On a recent assessment trip to Darién, Ignasi Calbo, HIAS’ deputy regional director for Latin America, joined HIAS Panama Country Director Roberto Mera for a first hand look at the situation. There are three main entry points and river crossings and two main migration stations where migrants need to stop. 

Calbo noted the intense pace of the arrivals — 600-800 people arriving every day — as well as the pressure on the small indigenous host communities. He also noted the prevalence of sexual violence on the crossings and the mental health needs for women and children.

“We can do a lot of very good work,” Calbo said. “There is an urgent need for protection of these persons, especially the most vulnerable women and kids. Sexual violence is a rampant problem at the crossings. We can provide mental health for women and children. We need to scale up operations given the dimension of the humanitarian needs.” 

After they have crossed the jungle of Darién, people take motorized canoes across the Tuquesa River to Bajo Chiquito, the first entry point for refugees and migrants. The canoes can hold about 15 passengers at a time for the 1.5 hour trip. Mera explained that the village, where  migrants register with the National Migration Service (Servicio Nacional de Migración), has only about 200-300 inhabitants. The registration process focuses on security issues and is the main source of statistics for the government. The refugees stay in the area for a day or two, depending on weather conditions, and then move on north.

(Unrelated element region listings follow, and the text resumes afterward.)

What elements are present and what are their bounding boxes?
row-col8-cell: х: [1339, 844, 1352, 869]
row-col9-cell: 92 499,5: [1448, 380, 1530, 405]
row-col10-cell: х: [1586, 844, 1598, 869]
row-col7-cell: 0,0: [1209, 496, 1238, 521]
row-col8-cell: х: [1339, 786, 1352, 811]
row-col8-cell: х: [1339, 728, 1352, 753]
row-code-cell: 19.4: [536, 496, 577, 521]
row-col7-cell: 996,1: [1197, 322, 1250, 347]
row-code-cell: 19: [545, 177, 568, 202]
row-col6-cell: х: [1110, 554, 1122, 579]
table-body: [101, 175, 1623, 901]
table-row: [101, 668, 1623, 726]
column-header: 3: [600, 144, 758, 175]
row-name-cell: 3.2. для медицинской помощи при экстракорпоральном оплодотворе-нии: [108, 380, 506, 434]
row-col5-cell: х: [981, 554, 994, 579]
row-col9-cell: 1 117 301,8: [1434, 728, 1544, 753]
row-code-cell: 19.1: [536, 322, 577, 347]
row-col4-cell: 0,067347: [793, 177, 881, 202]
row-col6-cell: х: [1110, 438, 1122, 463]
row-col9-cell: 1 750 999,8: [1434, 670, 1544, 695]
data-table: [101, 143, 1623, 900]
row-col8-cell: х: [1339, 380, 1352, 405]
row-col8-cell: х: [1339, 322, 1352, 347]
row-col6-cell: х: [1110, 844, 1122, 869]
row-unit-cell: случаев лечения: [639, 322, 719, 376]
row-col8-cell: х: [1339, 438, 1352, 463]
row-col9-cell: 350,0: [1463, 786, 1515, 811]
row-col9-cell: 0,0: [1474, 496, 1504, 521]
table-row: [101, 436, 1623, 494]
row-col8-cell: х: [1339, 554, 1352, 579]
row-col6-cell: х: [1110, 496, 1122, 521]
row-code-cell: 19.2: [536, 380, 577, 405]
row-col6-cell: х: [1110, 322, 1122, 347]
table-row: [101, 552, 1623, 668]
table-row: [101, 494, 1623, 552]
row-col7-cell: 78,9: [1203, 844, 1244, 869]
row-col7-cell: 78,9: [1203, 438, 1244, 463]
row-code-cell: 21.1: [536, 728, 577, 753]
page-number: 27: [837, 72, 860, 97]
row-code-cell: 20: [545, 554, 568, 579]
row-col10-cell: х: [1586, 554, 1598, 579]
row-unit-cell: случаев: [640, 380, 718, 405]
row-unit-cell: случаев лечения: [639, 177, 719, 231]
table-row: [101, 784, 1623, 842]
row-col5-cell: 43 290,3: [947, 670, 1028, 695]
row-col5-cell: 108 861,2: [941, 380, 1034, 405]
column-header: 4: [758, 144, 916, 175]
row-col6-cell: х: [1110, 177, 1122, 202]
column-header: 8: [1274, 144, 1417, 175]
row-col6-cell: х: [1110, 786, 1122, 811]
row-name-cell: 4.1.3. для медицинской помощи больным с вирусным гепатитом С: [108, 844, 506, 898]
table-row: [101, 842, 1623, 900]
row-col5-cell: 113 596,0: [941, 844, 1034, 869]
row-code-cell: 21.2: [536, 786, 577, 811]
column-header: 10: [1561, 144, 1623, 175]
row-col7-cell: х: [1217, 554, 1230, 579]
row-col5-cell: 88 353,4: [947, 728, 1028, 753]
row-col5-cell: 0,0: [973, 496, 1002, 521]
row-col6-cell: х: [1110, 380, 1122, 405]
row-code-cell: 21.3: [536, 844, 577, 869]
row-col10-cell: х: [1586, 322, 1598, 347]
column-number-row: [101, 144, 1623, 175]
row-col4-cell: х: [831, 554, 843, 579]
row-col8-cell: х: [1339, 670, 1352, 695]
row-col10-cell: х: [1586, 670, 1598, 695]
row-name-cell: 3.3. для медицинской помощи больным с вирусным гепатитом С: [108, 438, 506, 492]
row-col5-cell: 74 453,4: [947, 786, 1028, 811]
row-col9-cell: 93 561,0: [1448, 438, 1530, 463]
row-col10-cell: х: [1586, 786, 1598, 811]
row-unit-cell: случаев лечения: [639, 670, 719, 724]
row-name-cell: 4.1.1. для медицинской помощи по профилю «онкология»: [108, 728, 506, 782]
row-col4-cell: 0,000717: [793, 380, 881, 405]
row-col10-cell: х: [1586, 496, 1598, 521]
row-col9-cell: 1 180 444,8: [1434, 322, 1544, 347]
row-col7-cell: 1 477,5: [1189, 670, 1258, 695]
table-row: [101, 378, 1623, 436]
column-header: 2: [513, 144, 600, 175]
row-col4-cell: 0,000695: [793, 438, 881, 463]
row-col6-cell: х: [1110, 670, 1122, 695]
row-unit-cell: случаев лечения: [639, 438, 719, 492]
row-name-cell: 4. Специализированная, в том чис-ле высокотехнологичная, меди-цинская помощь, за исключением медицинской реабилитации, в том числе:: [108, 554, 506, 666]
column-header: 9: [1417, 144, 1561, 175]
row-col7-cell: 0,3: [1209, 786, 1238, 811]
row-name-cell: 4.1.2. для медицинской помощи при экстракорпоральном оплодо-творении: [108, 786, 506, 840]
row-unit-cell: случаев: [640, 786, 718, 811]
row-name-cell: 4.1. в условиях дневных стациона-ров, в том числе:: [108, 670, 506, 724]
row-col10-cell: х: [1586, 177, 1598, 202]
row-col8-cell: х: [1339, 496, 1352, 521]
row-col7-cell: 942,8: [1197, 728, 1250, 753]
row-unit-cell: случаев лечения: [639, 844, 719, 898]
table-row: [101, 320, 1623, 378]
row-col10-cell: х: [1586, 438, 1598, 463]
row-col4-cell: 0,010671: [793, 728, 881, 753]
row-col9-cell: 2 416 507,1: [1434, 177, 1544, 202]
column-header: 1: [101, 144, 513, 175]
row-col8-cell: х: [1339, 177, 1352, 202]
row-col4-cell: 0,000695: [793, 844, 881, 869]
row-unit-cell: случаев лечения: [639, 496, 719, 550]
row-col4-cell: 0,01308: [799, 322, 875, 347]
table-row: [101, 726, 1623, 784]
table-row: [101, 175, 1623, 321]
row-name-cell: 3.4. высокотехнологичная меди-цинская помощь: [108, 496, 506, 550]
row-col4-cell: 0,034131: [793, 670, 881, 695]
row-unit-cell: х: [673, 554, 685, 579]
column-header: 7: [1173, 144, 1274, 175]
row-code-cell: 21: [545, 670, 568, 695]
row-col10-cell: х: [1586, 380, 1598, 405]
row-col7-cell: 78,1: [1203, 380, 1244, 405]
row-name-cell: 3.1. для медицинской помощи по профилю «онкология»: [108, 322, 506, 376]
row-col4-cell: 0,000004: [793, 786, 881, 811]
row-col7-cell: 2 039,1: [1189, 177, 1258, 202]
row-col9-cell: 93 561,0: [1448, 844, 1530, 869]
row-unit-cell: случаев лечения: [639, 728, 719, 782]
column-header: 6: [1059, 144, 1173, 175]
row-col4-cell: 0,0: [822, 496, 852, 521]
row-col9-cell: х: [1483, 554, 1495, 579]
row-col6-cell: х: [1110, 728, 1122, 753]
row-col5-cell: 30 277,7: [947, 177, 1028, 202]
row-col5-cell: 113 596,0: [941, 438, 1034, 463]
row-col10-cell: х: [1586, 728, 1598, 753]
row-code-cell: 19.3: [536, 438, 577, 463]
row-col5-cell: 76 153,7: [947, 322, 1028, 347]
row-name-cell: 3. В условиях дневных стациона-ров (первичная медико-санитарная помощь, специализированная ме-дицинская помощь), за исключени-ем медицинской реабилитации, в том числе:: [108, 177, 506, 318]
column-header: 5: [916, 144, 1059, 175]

HIAS Panama is already implementing a GBV response project with the support of UNICEF in Lajas Blancas and San Vicente (both temporary migration shelters), but Calbo predicted as COVID-19 continues to drive migration and government policies shift, the situation will remain complicated and refugee assistance agencies will have to accommodate increased needs.

“HIAS can make a big difference,” he said. “We can help people, especially women and children, after their crossing of the Darién Gap and help them be safe.”